Silvio Berlusconi frena sulla proposta di riforma del Senato: “Così com’è è inaccettabile”. Ma il premier Matteo Renzi risponde a stretto giro: “A me basta che palazzo Madama non costi più un centesimo, non sia eletto, non dia la fiducia, non voti il bilancio. Sul resto si può discutere”. Il presidente del Consiglio, dalle colonne del Quotidiano Nazionale, ammette che gli ostacoli che troverà sul cammino delle riforme saranno tanti, e non verranno solo dall’esterno, ma anche dallo stesso Pd. Cosa accadrebbe se i senatori democratici non dovessero votare la riforma di palazzo Madama? “Non amo i diktat – precisa il premier – ma sono sicuro che tutti gli eletti del Pd si attesteranno sulle posizioni scelte dai nostri elettori e dai nostri organismi”.

Il ddl approvato dal Consiglio dei ministri prevede il nuovo Senato delle Autonomie, un’organo che non potrà votare la fiducia all’esecutivo, né il bilancio. Sarà composto da 148 membri, da Regioni e Comuni, più 21 rappresentanti nominati dal Colle. “Non mi sfugge che tra burocrati e politici ci sia un sacco di gente che sta facendo il tifo perché il governo fallisca – sottolinea Renzi – Ma resteranno delusi”. Perché “nei decenni, toppi politici si sono arresi scaricando su altri la responsabilità dei loro fallimenti, io non lo farò”, promette.

Ma quello del Senato è solo una tappa, da raggiungere in fretta. Il passo successivo sarà lo “sforbicia-Italia“: un elenco “di organismi inutili da cancellare subito”, annuncia il premier. Ma le sforbiciate – secondo Renzi – colpiranno anche gli organismi costituzionali. “Le sembra logico – risponde nell’intervista al Quotidiano Nazionale – che lo stipendio del segretario di palazzo Madama sia pari a quattro volte quello del presidente del Consiglio? Non c’è solo il Senato – avverte – ma non faremo sconti”. Per il momento è invece rimandata la discussione sull’elezione diretta del capo dello Stato: “Il tema è serio, ma abbiamo già messo fin troppa carne al fuoco”. 

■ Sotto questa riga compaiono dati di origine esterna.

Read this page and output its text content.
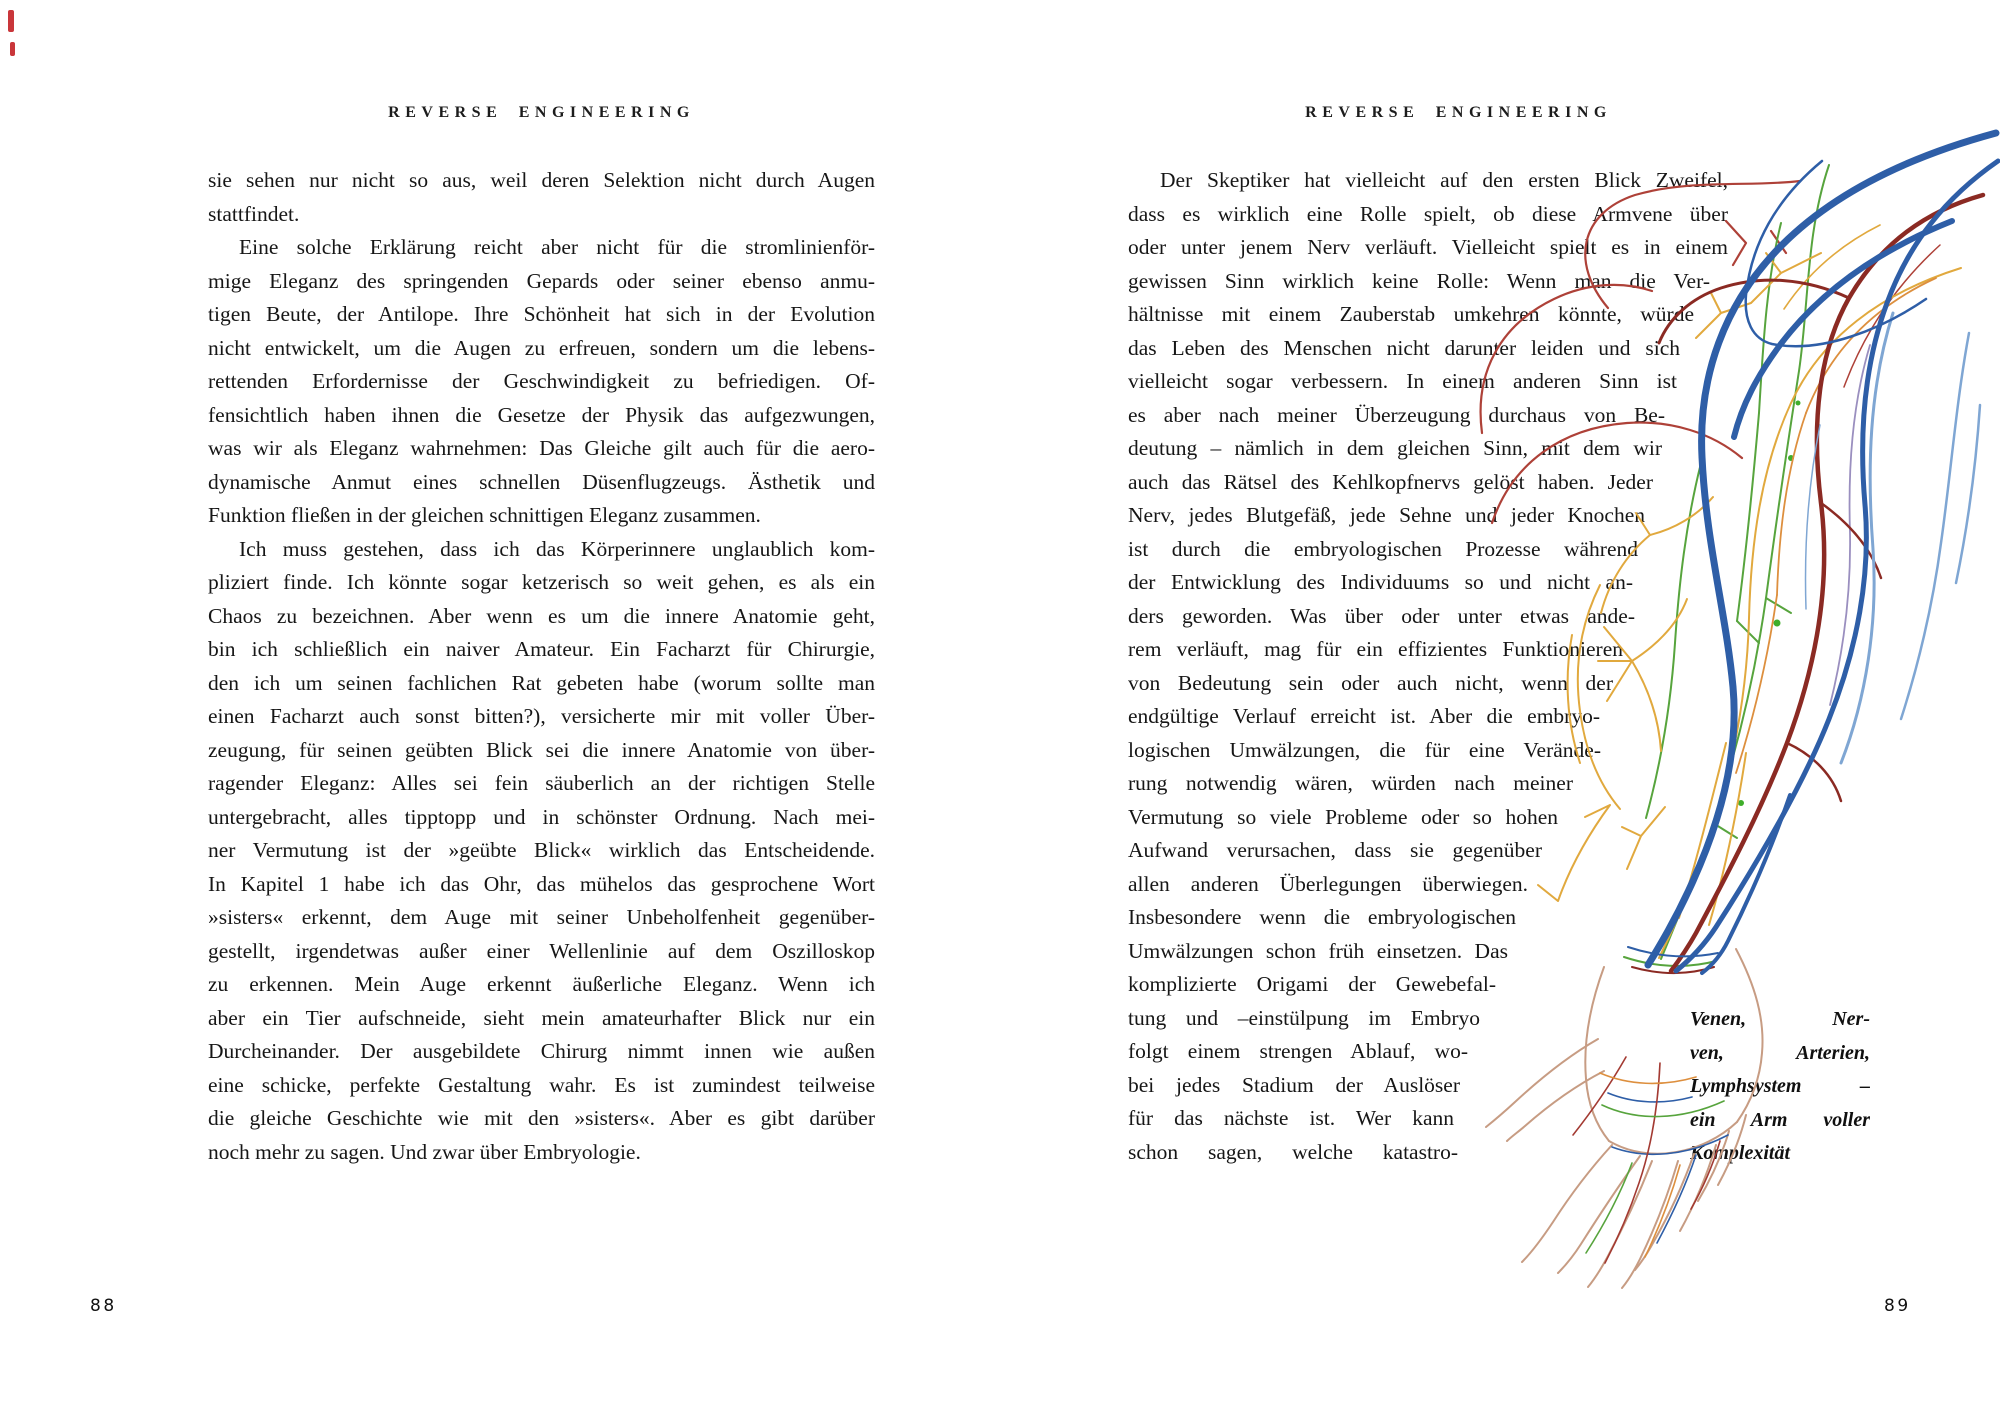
REVERSE ENGINEERING
sie sehen nur nicht so aus, weil deren Selektion nicht durch Augen
stattfindet.
Eine solche Erklärung reicht aber nicht für die stromlinienför-
mige Eleganz des springenden Gepards oder seiner ebenso anmu-
tigen Beute, der Antilope. Ihre Schönheit hat sich in der Evolution
nicht entwickelt, um die Augen zu erfreuen, sondern um die lebens-
rettenden Erfordernisse der Geschwindigkeit zu befriedigen. Of-
fensichtlich haben ihnen die Gesetze der Physik das aufgezwungen,
was wir als Eleganz wahrnehmen: Das Gleiche gilt auch für die aero-
dynamische Anmut eines schnellen Düsenflugzeugs. Ästhetik und
Funktion fließen in der gleichen schnittigen Eleganz zusammen.
Ich muss gestehen, dass ich das Körperinnere unglaublich kom-
pliziert finde. Ich könnte sogar ketzerisch so weit gehen, es als ein
Chaos zu bezeichnen. Aber wenn es um die innere Anatomie geht,
bin ich schließlich ein naiver Amateur. Ein Facharzt für Chirurgie,
den ich um seinen fachlichen Rat gebeten habe (worum sollte man
einen Facharzt auch sonst bitten?), versicherte mir mit voller Über-
zeugung, für seinen geübten Blick sei die innere Anatomie von über-
ragender Eleganz: Alles sei fein säuberlich an der richtigen Stelle
untergebracht, alles tipptopp und in schönster Ordnung. Nach mei-
ner Vermutung ist der »geübte Blick« wirklich das Entscheidende.
In Kapitel 1 habe ich das Ohr, das mühelos das gesprochene Wort
»sisters« erkennt, dem Auge mit seiner Unbeholfenheit gegenüber-
gestellt, irgendetwas außer einer Wellenlinie auf dem Oszilloskop
zu erkennen. Mein Auge erkennt äußerliche Eleganz. Wenn ich
aber ein Tier aufschneide, sieht mein amateurhafter Blick nur ein
Durcheinander. Der ausgebildete Chirurg nimmt innen wie außen
eine schicke, perfekte Gestaltung wahr. Es ist zumindest teilweise
die gleiche Geschichte wie mit den »sisters«. Aber es gibt darüber
noch mehr zu sagen. Und zwar über Embryologie.
88
REVERSE ENGINEERING
Der Skeptiker hat vielleicht auf den ersten Blick Zweifel,
dass es wirklich eine Rolle spielt, ob diese Armvene über
oder unter jenem Nerv verläuft. Vielleicht spielt es in einem
gewissen Sinn wirklich keine Rolle: Wenn man die Ver-
hältnisse mit einem Zauberstab umkehren könnte, würde
das Leben des Menschen nicht darunter leiden und sich
vielleicht sogar verbessern. In einem anderen Sinn ist
es aber nach meiner Überzeugung durchaus von Be-
deutung – nämlich in dem gleichen Sinn, mit dem wir
auch das Rätsel des Kehlkopfnervs gelöst haben. Jeder
Nerv, jedes Blutgefäß, jede Sehne und jeder Knochen
ist durch die embryologischen Prozesse während
der Entwicklung des Individuums so und nicht an-
ders geworden. Was über oder unter etwas ande-
rem verläuft, mag für ein effizientes Funktionieren
von Bedeutung sein oder auch nicht, wenn der
endgültige Verlauf erreicht ist. Aber die embryo-
logischen Umwälzungen, die für eine Verände-
rung notwendig wären, würden nach meiner
Vermutung so viele Probleme oder so hohen
Aufwand verursachen, dass sie gegenüber
allen anderen Überlegungen überwiegen.
Insbesondere wenn die embryologischen
Umwälzungen schon früh einsetzen. Das
komplizierte Origami der Gewebefal-
tung und –einstülpung im Embryo
folgt einem strengen Ablauf, wo-
bei jedes Stadium der Auslöser
für das nächste ist. Wer kann
schon sagen, welche katastro-
Venen, Ner-
ven, Arterien,
Lymphsystem –
ein Arm voller
Komplexität
89
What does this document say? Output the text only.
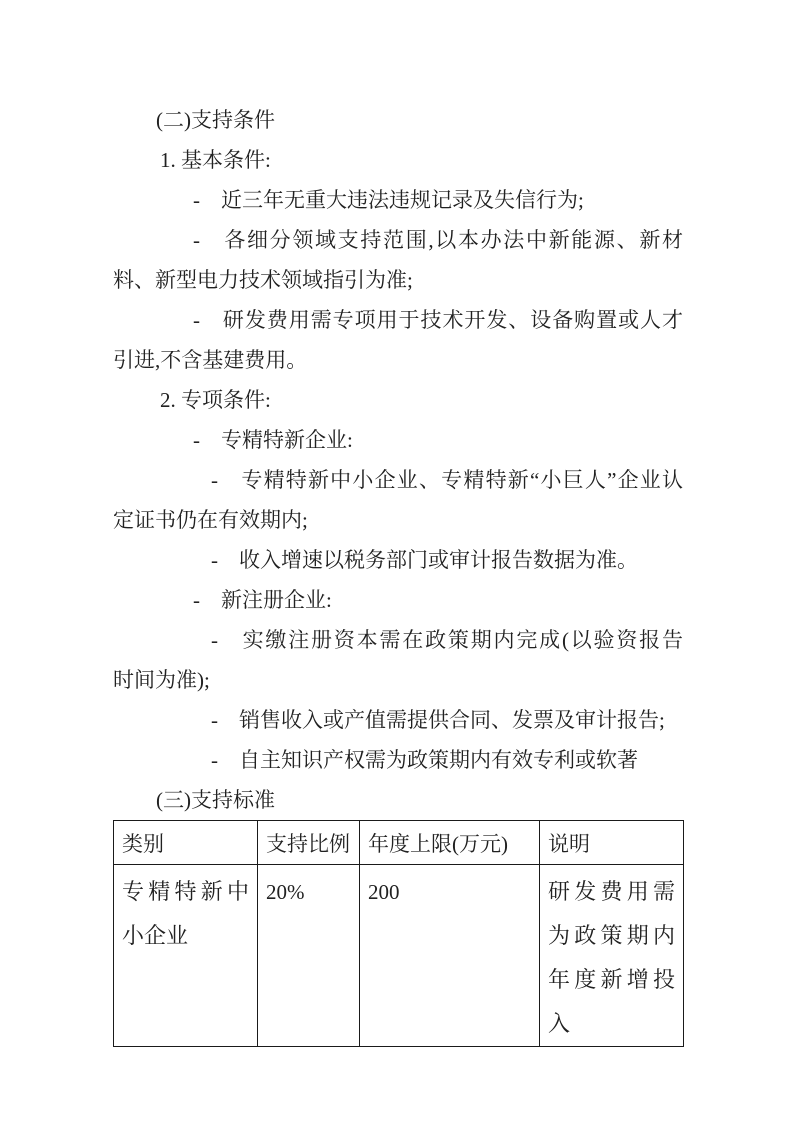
(二)支持条件

1. 基本条件:

-　近三年无重大违法违规记录及失信行为;

-　各细分领域支持范围,以本办法中新能源、新材

料、新型电力技术领域指引为准;

-　研发费用需专项用于技术开发、设备购置或人才

引进,不含基建费用。

2. 专项条件:

-　专精特新企业:

-　专精特新中小企业、专精特新“小巨人”企业认

定证书仍在有效期内;

-　收入增速以税务部门或审计报告数据为准。

-　新注册企业:

-　实缴注册资本需在政策期内完成(以验资报告

时间为准);

-　销售收入或产值需提供合同、发票及审计报告;

-　自主知识产权需为政策期内有效专利或软著

(三)支持标准

类别	支持比例	年度上限(万元)	说明
专精特新中小企业	20%	200	研发费用需为政策期内年度新增投入
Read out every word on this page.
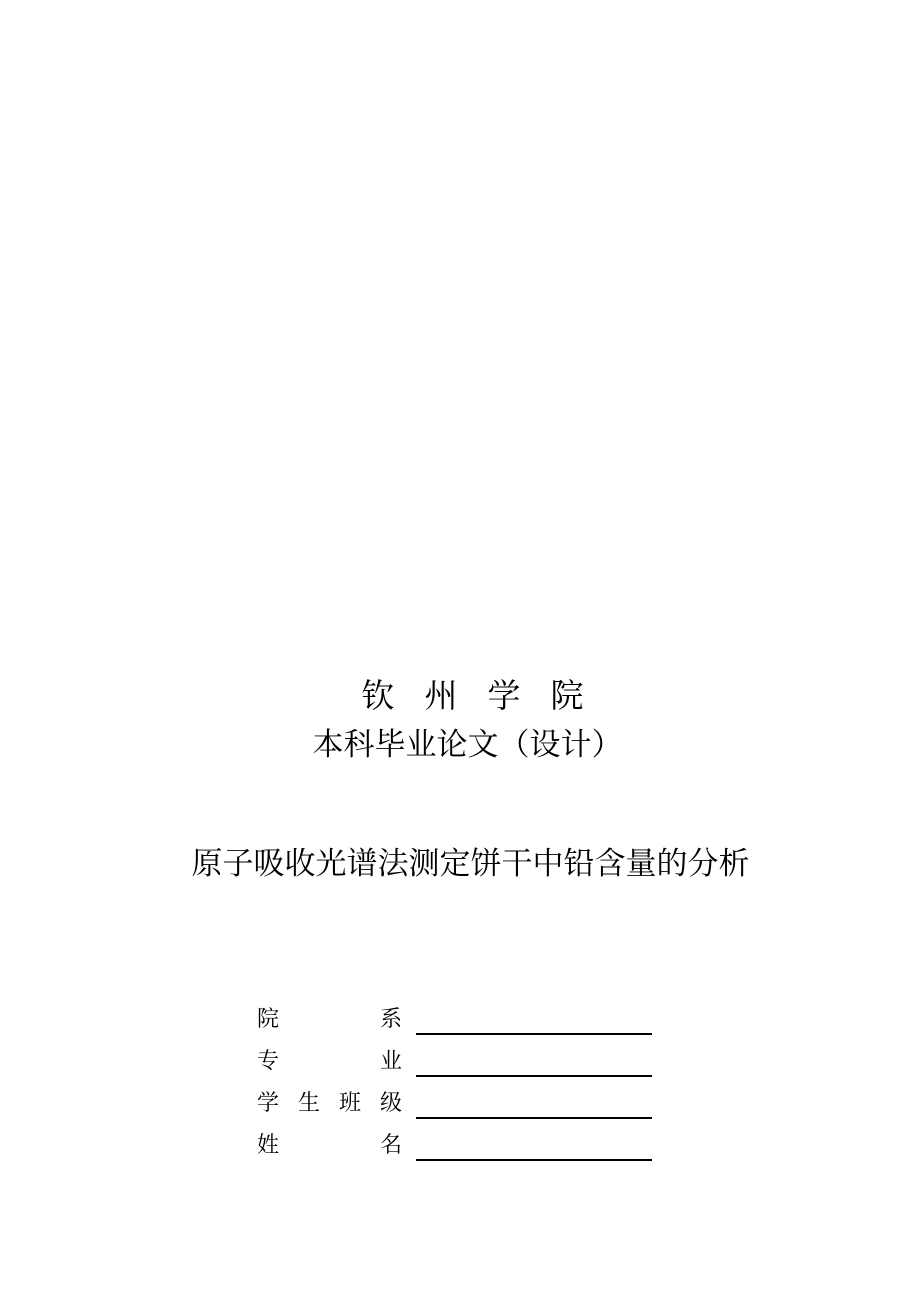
钦 州 学 院
本科毕业论文（设计）
原子吸收光谱法测定饼干中铅含量的分析
院	系
专	业
学 生 班 级
姓	名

Il lavoro è l’altro tema prioritario nel programma di governo. Dopo l’apertura del viceministro all’Economia Enrico Morando sul salario minimo, il premier torna sul ddl lavoro e conferma che il governo sta discutendo, non solo sui contratti a tutele crescenti, ma anche sull’assegno di dispoccupazione universale. “Ovviamente bisognerà armonizzare i singoli provvedimenti in una riforma organica”. Poi il premier lancia un avvertimento ai suoi: “Bisogna che la sinistra cambi posizione. Di fronte a picchi raggiunti dalla disoccupazione, non possiamo continuare a dire che siamo il paritto dei lavoratori per poi frenare ogni riforma del mercato del lavoro. E’ ora di finirla con troppa ideologia“. E per la prossima settimana il premier annuncia che il Pd organizzerà “un seminario a porte chiuse per discutere di lavoro e uno per discutere di riforme costituzionali. E non si dica che io non discuta”.